We have become accustomed to hearing it from denominational televangelists, but now the idea is being heard from the lips of our own brethren. Many of our most widely attended workshops, seminars and lectureships feature speakers who boldly assert that God communicates with them beyond the pages of the Bible. "God just laid this on my heart," "I felt strangely compelled of heaven, " "I felt an unusual awareness," and other such phrases are being heard from preachers within the Lord’s church with alarming regularity.

A speaker at one of this year’s major workshops related how he had stopped a husband from having an affair and most probably saved the man’s marriage because God gave him a sense of urgency, at midnight, to go over to the man’s house and rouse him out of bed. According to the speaker’s story, heaven’s timing was perfect. The man’s wife was out of town and he was entertaining a female guest when the preacher arrived. And tales and claims of this nature are being made by our brethren with both an ever increasing frequency and a surprising amount of brotherhood acceptance.

At this point, two things must be said: (1) God does not communicate to men and women in this fashion today, (2) He never has. When Scripture affirms "the faith" as having been delivered "once for all" (Jude 3); and teaches that God’s "divine power has given unto us all things that pertain unto life and godliness, through the knowledge of him that has called us to glory and virtue" (2 Pet. 1:3), no promise or possibility is left for future additional revelation. We are "led by the Spirit" as we submit to "the law of the Spirit" (Rom. 8:14. And the Holy Spirit’s message, the New Testament, claims both divine inspiration and absolute finality.
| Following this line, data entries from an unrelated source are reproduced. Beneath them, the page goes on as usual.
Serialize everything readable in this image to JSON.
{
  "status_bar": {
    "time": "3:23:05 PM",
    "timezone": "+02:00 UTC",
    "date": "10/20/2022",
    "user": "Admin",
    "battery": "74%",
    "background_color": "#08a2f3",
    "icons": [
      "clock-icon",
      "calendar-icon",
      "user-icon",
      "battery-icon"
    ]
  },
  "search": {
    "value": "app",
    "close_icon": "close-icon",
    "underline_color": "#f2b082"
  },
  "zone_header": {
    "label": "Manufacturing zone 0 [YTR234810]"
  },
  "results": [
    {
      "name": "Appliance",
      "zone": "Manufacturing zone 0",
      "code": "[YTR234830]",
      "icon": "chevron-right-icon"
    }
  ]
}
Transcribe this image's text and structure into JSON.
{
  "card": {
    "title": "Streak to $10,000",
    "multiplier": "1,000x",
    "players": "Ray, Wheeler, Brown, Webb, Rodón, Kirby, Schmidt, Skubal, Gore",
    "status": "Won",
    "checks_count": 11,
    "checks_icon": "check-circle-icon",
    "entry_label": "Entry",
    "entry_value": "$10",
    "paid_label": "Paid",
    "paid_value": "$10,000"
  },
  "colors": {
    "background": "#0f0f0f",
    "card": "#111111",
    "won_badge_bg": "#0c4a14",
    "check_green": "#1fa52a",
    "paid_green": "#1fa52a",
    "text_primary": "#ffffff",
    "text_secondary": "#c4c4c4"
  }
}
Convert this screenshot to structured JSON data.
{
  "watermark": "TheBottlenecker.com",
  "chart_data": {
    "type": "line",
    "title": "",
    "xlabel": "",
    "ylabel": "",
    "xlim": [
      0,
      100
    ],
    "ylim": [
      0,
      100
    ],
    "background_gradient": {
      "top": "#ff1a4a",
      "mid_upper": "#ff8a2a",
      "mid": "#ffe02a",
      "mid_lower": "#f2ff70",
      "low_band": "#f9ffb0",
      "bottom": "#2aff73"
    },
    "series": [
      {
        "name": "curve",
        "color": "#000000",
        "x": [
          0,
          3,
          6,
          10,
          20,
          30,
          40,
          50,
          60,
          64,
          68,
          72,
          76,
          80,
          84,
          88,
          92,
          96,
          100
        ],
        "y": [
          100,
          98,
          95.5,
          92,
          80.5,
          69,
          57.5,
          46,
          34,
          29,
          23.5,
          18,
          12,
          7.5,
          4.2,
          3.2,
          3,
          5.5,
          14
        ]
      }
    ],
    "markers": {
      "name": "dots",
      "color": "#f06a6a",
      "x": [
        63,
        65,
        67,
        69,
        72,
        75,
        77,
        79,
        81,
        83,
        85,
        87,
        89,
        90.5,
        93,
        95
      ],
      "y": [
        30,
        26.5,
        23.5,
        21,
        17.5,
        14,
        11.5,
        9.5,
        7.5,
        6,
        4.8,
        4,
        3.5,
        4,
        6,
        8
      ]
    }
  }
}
But even if this were not the case, even if God were still communicating directly with us today, the claims we are currently hearing do not fit the pattern of biblical revelation. Whether through dreams, visions, or direct revelation, God spoke to various individuals during the days of the Scripture, from His first words to Adam in Eden’s garden to His final words to John the apostle. Bible characters weren’t given special "feelings," "promptings," or "mysterious leadings" from heaven; they were given sure and unmistakable messages. "Now the Spirit speaks expressly" describes the clarity and unambiguous nature of God’s communication with mankind (1 Tim. 4:1).

It would appear that what we are hearing from far too many of our own preaching brethren with respect to claims of God’s present day communications, has come, not from God’s book, but from the worn out phrasebook of denominational pulpit entertainers. Isn’t it about time we started getting our material from the Bible?